Fellowship Year: 2003-2004
Fellowship Placement: Senate Minority Leader's Office Daschle (D-SD)
Sponsoring Institution: John Hopkins University
Disciplines / Professions: Health Services Research, Nursing, Public Health

Biography

Ellen-Marie Whelan, NP, PhD, FAAN is the Chief Population Health Officer at CMS for the Center for Medicaid and CHIP Services (CMCS) and a Senior Advisor at the Center for Medicare and Medicaid Innovation (CMMI). She leads state delivery system reform and value-based transformation activities, supporting staff and states to design, implement, and test innovative care delivery and alternative payment models, including addressing social determinants of health and equity. As a chief clinical officer she coordinates the maternal child health portfolio.

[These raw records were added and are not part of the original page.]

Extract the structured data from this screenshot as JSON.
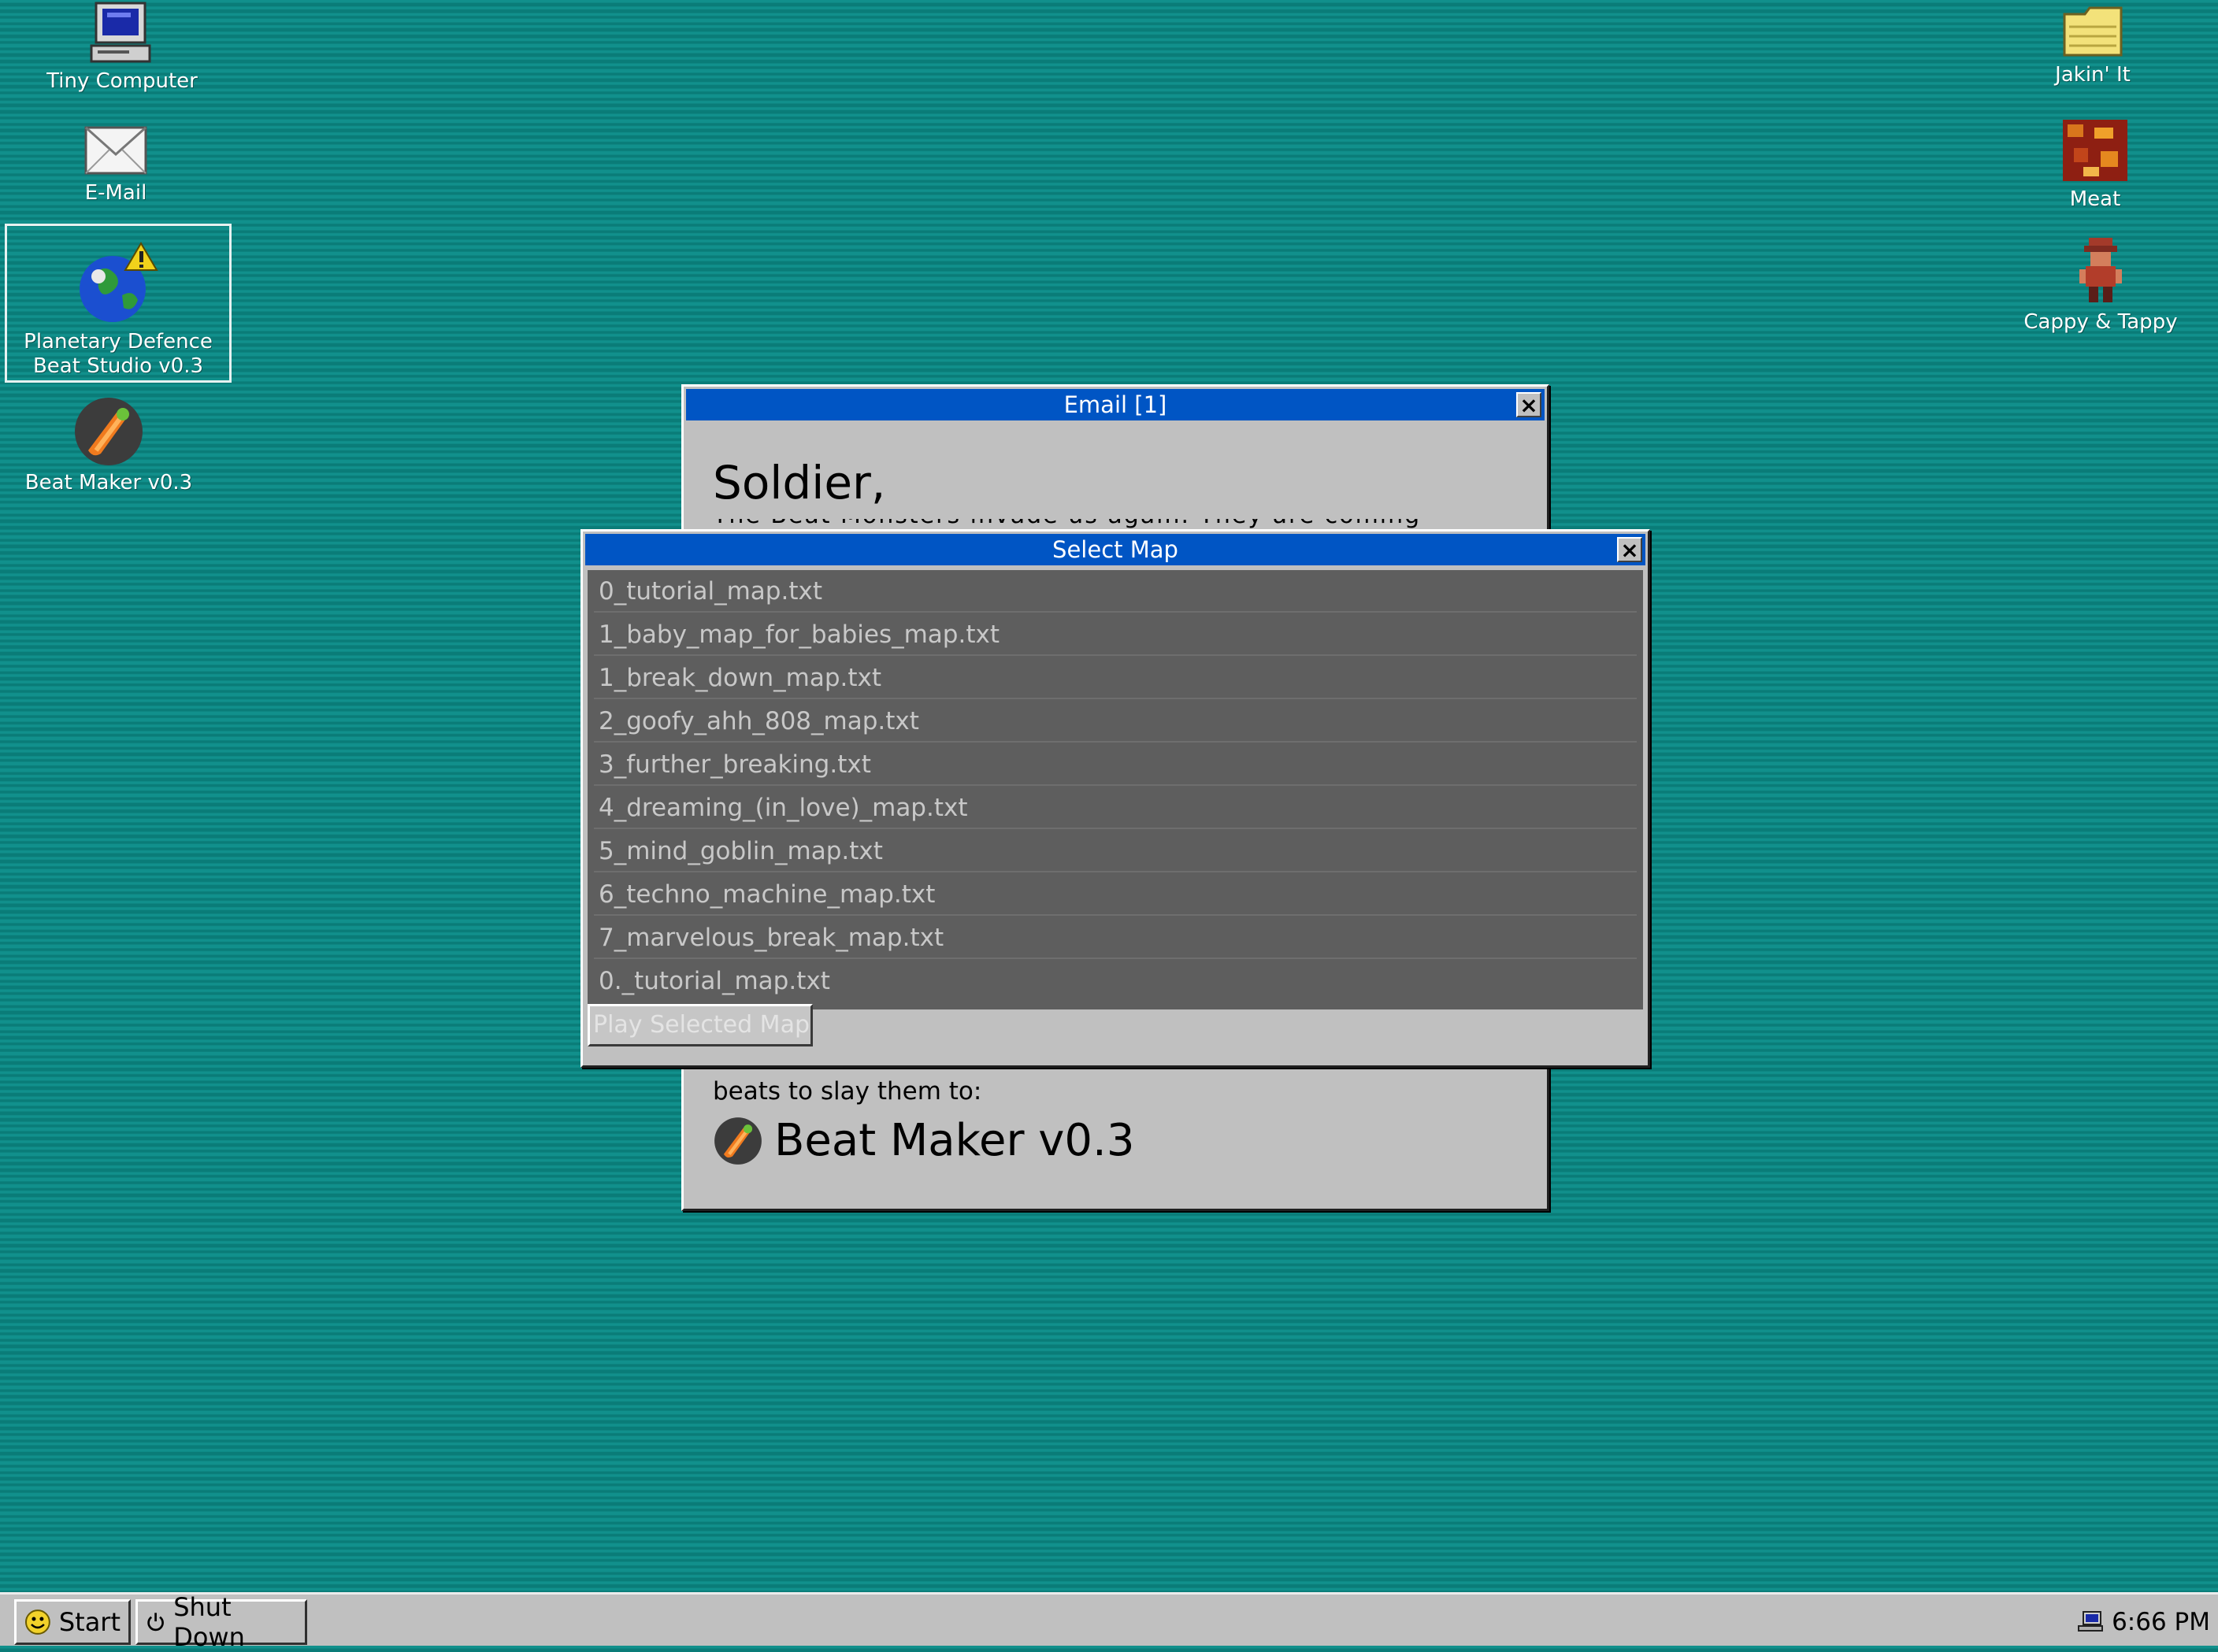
{
  "desktop_left": [
    {
      "label": "Tiny Computer",
      "icon": "computer-icon"
    },
    {
      "label": "E-Mail",
      "icon": "envelope-icon"
    },
    {
      "label": "Planetary Defence\nBeat Studio v0.3",
      "icon": "globe-warning-icon"
    },
    {
      "label": "Beat Maker v0.3",
      "icon": "beat-maker-icon"
    }
  ],
  "desktop_right": [
    {
      "label": "Jakin' It",
      "icon": "folder-icon"
    },
    {
      "label": "Meat",
      "icon": "meat-icon"
    },
    {
      "label": "Cappy & Tappy",
      "icon": "character-icon"
    }
  ],
  "email_window": {
    "title": "Email [1]",
    "close": "×",
    "heading": "Soldier,",
    "partial_line": "The Beat Monsters invade us again. They are coming back to destroy",
    "body_line": "beats to slay them to:",
    "app_name": "Beat Maker v0.3"
  },
  "map_window": {
    "title": "Select Map",
    "close": "×",
    "maps": [
      "0_tutorial_map.txt",
      "1_baby_map_for_babies_map.txt",
      "1_break_down_map.txt",
      "2_goofy_ahh_808_map.txt",
      "3_further_breaking.txt",
      "4_dreaming_(in_love)_map.txt",
      "5_mind_goblin_map.txt",
      "6_techno_machine_map.txt",
      "7_marvelous_break_map.txt",
      "0._tutorial_map.txt"
    ],
    "play_button": "Play Selected Map"
  },
  "taskbar": {
    "start_label": "Start",
    "shutdown_label": "Shut Down",
    "clock": "6:66 PM"
  },
  "colors": {
    "desktop": "#0f8a86",
    "titlebar": "#0055c4",
    "window": "#c0c0c0",
    "list_bg": "#5e5e5e",
    "list_text": "#c8c8c8"
  }
}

Previously, Dr. Whelan was the Associate Director of Health Policy at the Center for American Progress during the development and passage of the Affordable Care Act. She started her policy career in the U.S. Senate as a Robert Wood Johnson Health Policy Fellow and then served as Staff Director on the Aging subcommittee to the Senate Committee on Health, Education, Labor and Pensions (HELP).

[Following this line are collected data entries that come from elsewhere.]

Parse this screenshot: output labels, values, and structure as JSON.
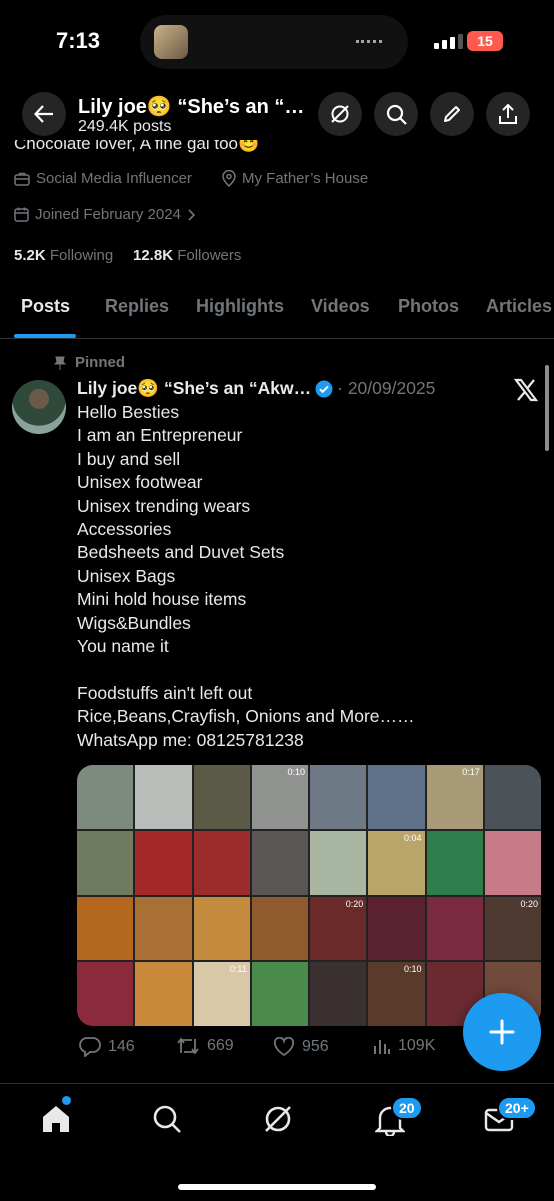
{
  "status_bar": {
    "time": "7:13",
    "battery": "15"
  },
  "header": {
    "name": "Lily joe🥺 “She’s an “…",
    "posts": "249.4K posts"
  },
  "profile": {
    "bio_partial": "Chocolate lover, A fine gal too😊",
    "category": "Social Media Influencer",
    "location": "My Father’s House",
    "joined": "Joined February 2024",
    "following_count": "5.2K",
    "following_label": "Following",
    "followers_count": "12.8K",
    "followers_label": "Followers"
  },
  "tabs": [
    {
      "label": "Posts",
      "active": true
    },
    {
      "label": "Replies"
    },
    {
      "label": "Highlights"
    },
    {
      "label": "Videos"
    },
    {
      "label": "Photos"
    },
    {
      "label": "Articles"
    }
  ],
  "post": {
    "pinned_label": "Pinned",
    "author": "Lily joe🥺 “She’s an “Akw…",
    "date": "· 20/09/2025",
    "body": "Hello Besties\nI am an Entrepreneur\nI buy and sell\nUnisex footwear\nUnisex trending wears\nAccessories\nBedsheets and Duvet Sets\nUnisex Bags\nMini hold house items\nWigs&Bundles\nYou name it\n\nFoodstuffs ain't left out\nRice,Beans,Crayfish, Onions and More……\nWhatsApp me: 08125781238",
    "media_timestamps": [
      "0:10",
      "0:17",
      "0:04",
      "0:20",
      "0:20",
      "0:11",
      "0:10"
    ],
    "replies": "146",
    "reposts": "669",
    "likes": "956",
    "views": "109K"
  },
  "bottom_nav": {
    "notifications_badge": "20",
    "messages_badge": "20+"
  },
  "colors": {
    "accent": "#1d9bf0",
    "background": "#000000",
    "muted": "#71767b"
  }
}
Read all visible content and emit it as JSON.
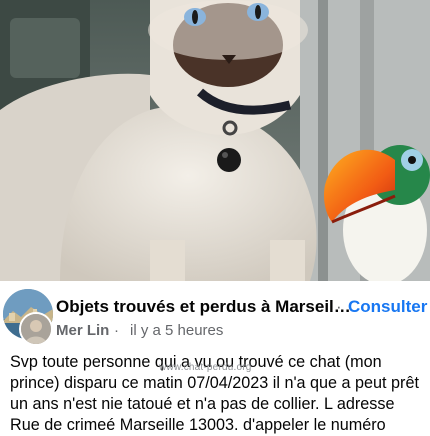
{
  "post": {
    "group_name": "Objets trouvés et perdus à Marseil…",
    "separator": "·",
    "follow_label": "Consulter",
    "author": "Mer Lin",
    "meta_separator": "·",
    "time": "il y a 5 heures",
    "text": "Svp toute personne qui a vu ou trouvé ce chat (mon prince) disparu ce matin 07/04/2023 il n'a que a peut prêt un ans n'est nie tatoué et n'a pas de collier. L adresse Rue de crimeé Marseille 13003. d'appeler le numéro",
    "watermark": "www.chat-perdu.org"
  },
  "colors": {
    "link_blue": "#1877f2",
    "meta_gray": "#65676b",
    "text": "#050505"
  }
}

Before coming to Capitol Hill, Dr. Whelan was a health services researcher and faculty member at the University of Pennsylvania and Johns Hopkins University and practiced as nurse practitioner for over a decade. She has worked in a variety of primary care settings and started an adolescent primary care clinic in West Philadelphia. Through this process she became one of the first nurse practitioners in Pennsylvania to obtain an independent Medicaid provider number and for starting the nursing center she received the Secretary’s Award for Innovations in Health Promotion and Disease Prevention, presented by U.S. Secretary of Health and Human Services, Donna Shalala.

Dr. Whelan holds a bachelor’s degree from Georgetown University, a master’s degree and Ph.D. from the University of Pennsylvania and The Leonard Davis Institute of Health Economics and completed a postdoctoral fellowship in primary care policy at the Johns Hopkins School of Public Health.